Martedì 9 aprile, dunque, il Documento di economia e finanza arriverà in Consiglio dei ministri. Bisogna decidere dove fissare l’asticella della crescita programmata: si oscilla tra un prudente 0,3% (0,1% in più dello 0,2% tendenziale) e un più ardito – ma meglio spendibile alle europee – 0,5%. Salvini dice che sulle stime la “prudenza” di Tria va bene e precisa che quello sulla flat tax non è un suo capriccio.
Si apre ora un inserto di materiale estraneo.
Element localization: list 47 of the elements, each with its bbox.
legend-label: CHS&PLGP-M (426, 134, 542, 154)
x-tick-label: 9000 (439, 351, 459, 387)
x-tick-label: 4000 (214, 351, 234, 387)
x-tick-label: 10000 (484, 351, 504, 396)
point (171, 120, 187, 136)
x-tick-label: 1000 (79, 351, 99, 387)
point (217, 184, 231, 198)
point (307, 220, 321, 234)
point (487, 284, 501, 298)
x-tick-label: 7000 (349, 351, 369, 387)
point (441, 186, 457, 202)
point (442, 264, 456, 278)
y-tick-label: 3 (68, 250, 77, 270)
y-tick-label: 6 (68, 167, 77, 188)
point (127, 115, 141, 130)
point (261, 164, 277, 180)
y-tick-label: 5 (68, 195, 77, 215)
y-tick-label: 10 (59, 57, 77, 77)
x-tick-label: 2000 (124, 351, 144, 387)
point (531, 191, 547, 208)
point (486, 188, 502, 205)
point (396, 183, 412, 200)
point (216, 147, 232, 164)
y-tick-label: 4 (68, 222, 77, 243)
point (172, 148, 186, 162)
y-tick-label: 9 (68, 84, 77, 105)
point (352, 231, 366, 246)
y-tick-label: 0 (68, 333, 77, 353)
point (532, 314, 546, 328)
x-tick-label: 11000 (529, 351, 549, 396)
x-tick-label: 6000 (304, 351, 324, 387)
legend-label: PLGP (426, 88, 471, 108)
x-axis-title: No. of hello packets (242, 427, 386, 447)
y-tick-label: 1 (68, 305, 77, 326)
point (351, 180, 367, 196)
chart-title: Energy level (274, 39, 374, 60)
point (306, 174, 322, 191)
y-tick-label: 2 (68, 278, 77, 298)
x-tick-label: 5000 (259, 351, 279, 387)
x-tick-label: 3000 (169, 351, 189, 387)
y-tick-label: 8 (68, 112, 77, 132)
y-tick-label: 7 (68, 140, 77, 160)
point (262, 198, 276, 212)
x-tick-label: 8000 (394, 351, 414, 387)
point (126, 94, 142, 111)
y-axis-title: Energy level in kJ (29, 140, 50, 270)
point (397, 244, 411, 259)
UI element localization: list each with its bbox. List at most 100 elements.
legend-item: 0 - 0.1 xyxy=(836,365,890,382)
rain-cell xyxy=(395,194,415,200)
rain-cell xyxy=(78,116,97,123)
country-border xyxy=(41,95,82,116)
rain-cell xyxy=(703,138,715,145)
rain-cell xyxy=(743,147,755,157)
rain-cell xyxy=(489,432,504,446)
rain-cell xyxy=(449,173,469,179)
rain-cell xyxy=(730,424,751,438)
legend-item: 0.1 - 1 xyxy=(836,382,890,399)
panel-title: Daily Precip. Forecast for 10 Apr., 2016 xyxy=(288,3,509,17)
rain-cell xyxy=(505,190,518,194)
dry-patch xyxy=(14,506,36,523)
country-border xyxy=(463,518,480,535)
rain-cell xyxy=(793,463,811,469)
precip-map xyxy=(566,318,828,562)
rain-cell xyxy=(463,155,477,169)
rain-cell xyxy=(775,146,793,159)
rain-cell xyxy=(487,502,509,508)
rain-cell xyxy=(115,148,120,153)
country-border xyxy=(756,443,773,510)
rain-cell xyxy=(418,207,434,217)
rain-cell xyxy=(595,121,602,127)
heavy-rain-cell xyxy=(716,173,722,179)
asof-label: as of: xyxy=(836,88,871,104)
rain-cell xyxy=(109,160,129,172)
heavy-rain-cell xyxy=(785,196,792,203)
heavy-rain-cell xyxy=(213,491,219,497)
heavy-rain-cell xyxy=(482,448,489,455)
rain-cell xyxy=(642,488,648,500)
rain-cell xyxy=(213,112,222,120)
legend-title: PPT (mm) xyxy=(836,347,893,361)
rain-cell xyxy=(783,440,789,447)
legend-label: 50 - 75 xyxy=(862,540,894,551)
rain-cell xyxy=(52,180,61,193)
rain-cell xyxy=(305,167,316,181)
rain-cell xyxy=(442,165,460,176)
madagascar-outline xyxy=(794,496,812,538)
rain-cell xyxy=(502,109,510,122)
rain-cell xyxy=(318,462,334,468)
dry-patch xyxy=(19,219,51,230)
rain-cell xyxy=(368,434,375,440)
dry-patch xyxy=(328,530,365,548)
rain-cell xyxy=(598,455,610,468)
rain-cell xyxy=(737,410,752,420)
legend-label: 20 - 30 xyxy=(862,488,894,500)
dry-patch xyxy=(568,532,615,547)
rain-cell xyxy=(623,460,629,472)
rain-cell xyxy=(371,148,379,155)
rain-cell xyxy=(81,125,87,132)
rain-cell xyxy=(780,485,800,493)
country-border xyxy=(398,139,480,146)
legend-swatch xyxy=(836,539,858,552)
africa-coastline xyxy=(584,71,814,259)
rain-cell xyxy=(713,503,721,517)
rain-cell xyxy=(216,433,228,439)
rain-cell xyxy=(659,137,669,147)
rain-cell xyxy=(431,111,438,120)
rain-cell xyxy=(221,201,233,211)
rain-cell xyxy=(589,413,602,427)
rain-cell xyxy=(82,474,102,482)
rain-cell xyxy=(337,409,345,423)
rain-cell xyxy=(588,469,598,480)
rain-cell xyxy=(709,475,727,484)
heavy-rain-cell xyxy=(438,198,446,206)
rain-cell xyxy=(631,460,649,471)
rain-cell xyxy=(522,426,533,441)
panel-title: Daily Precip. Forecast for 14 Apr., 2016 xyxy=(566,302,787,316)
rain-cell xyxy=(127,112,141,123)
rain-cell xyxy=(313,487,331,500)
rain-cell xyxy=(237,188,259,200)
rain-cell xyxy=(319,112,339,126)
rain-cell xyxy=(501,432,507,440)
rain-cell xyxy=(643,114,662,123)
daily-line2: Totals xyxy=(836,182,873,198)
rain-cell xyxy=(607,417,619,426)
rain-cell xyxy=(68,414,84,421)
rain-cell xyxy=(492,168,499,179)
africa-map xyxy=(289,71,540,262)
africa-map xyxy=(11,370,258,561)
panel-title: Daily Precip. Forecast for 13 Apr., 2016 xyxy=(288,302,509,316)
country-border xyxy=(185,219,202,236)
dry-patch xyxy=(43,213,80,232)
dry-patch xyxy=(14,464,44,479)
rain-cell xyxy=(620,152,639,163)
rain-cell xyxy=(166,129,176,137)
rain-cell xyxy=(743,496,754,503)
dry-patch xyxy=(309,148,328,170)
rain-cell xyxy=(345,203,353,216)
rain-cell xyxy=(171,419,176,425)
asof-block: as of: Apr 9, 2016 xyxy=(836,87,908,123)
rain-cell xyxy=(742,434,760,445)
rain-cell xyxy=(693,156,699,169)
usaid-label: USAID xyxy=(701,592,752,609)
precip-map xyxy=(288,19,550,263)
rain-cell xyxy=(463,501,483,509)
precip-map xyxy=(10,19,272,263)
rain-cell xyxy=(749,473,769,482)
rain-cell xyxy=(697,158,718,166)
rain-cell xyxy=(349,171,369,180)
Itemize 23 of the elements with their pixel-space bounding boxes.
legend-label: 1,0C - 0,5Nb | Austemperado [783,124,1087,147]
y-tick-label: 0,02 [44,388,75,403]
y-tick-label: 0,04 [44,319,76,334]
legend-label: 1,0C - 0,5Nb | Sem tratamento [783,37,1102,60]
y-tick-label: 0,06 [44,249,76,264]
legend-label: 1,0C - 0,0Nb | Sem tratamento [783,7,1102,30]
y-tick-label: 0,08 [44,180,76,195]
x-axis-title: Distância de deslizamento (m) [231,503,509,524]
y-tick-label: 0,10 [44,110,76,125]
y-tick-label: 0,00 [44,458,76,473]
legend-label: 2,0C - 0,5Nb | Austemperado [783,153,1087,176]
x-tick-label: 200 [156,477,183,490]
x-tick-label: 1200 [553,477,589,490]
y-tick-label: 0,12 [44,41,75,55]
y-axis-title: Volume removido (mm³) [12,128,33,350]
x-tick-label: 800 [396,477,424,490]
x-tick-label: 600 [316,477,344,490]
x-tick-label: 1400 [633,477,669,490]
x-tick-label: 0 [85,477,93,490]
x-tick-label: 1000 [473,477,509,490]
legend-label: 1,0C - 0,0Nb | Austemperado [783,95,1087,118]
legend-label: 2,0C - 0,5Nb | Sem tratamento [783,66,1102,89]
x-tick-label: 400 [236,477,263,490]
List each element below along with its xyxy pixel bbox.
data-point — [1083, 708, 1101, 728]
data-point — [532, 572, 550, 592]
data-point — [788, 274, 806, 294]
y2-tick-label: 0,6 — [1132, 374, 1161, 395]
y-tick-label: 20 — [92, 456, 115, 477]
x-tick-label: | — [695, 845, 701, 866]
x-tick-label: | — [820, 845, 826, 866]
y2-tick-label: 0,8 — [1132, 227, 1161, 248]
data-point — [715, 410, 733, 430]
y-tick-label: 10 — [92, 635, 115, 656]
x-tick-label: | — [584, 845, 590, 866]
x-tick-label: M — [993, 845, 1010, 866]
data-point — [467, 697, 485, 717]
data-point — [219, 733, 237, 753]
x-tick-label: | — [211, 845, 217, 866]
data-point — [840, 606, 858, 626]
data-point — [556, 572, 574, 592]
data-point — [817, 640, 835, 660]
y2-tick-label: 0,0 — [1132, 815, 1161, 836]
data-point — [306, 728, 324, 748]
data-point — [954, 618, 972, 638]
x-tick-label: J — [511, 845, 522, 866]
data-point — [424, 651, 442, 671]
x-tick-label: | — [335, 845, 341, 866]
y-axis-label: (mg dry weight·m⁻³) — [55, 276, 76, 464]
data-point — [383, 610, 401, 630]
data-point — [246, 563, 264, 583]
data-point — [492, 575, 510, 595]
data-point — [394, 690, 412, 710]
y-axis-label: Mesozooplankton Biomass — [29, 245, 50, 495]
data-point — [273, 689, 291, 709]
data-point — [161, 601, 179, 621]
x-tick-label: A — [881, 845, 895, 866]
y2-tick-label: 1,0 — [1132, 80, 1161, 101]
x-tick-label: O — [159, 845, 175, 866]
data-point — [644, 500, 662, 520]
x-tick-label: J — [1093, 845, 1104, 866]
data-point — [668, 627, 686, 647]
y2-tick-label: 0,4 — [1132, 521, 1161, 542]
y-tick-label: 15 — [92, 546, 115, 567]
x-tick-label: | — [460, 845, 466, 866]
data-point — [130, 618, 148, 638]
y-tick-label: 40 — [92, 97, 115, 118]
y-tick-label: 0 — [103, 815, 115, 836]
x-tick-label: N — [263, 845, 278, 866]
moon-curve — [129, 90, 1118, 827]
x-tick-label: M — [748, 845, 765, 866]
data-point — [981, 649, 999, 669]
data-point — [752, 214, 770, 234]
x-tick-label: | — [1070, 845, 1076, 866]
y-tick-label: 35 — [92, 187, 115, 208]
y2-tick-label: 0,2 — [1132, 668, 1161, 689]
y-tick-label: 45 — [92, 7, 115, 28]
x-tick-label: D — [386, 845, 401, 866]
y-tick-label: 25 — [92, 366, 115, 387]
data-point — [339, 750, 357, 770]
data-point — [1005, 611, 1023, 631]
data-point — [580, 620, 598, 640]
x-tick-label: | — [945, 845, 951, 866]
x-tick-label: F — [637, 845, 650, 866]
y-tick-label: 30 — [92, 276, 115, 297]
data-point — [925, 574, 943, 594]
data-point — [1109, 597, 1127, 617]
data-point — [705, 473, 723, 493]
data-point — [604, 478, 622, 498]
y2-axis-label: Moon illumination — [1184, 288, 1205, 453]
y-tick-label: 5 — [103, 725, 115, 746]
Ma lo scontro tra i vicepremier è totale

LA BUFFONATA SECONDO IL PROF. PIGA

“Consiglierei vivamente a tutti, anche alle istituzioni europee, di abolire la scadenza del Def prima di una consultazione elettorale, è una buffonata, si veda anche quello che sta accadendo in altri Paesi”. Rinviando la presentazione del documento a dopo il voto “è possibile concentrarsi su questioni serie qual è la programmazione economica di un Paese”, ha suggerito l’economista Gustavo Piga, in un’intervista a Policy Maker.